Workloads

NVIDIA Run.ai offers three workload types that correspond to a specific phase of the researcher’s work:

  • Workspaces – For experimentation with data and models.
  • Training – For resource-intensive tasks such as model training and data preparation.
  • Inference – For deploying and serving the trained model.

Creating workloads in GUI

You can start creating workloads in Workload manager section in the NVIDIA Run.ai platform. You can see there a Workload table with a list of workloads if created where you can manage them as well.

Workloads


Workload Assets

Workload assets are preconfigured components you will need for your workloads.

Environments – An asset consisting of a container image configuration, tools and connections.

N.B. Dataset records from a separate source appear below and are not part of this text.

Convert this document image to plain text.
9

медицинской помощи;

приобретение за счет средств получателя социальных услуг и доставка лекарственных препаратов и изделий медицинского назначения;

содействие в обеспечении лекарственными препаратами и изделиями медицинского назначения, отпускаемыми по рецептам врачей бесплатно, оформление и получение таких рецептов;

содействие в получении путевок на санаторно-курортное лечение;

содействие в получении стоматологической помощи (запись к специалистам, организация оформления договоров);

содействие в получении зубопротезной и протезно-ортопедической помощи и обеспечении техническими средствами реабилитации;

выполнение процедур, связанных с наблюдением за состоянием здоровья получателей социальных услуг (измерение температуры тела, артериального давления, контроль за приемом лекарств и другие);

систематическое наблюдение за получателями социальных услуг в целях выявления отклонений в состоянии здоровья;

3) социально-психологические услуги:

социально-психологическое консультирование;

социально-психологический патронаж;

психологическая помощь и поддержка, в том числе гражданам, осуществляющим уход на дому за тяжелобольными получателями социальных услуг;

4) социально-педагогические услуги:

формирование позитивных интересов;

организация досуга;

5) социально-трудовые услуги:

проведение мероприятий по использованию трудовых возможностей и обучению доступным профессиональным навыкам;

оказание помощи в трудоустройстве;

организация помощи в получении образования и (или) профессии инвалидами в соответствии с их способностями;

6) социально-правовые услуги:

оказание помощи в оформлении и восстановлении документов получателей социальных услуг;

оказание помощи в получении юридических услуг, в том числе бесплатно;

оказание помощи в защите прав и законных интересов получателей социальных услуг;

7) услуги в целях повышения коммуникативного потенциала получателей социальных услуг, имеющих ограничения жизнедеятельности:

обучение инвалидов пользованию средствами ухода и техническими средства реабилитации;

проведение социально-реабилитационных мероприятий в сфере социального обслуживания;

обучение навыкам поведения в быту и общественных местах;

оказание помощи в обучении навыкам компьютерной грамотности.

https://run-ai-docs.nvidia.com/self-hosted/2.22/workloads-in-nvidia-run-ai/assets/environments

Data Sources – Reserving DGX in our cloud by default hostpath refered to NVMe local storage is configured. Hostpath is not shared between DGX nodes. Additionally you can reserve AI Storage in our cloud which is NFS over RDMA from Pure Flash blade storage connected as PVC to Run.ai.

We do not allow creating data sources, to add new data source you need send us a request.

https://run-ai-docs.nvidia.com/self-hosted/2.22/workloads-in-nvidia-run-ai/assets/datasources

Compute Resources – An asset for configuring compute (CPU, Memory and GPU) resources for the workloads.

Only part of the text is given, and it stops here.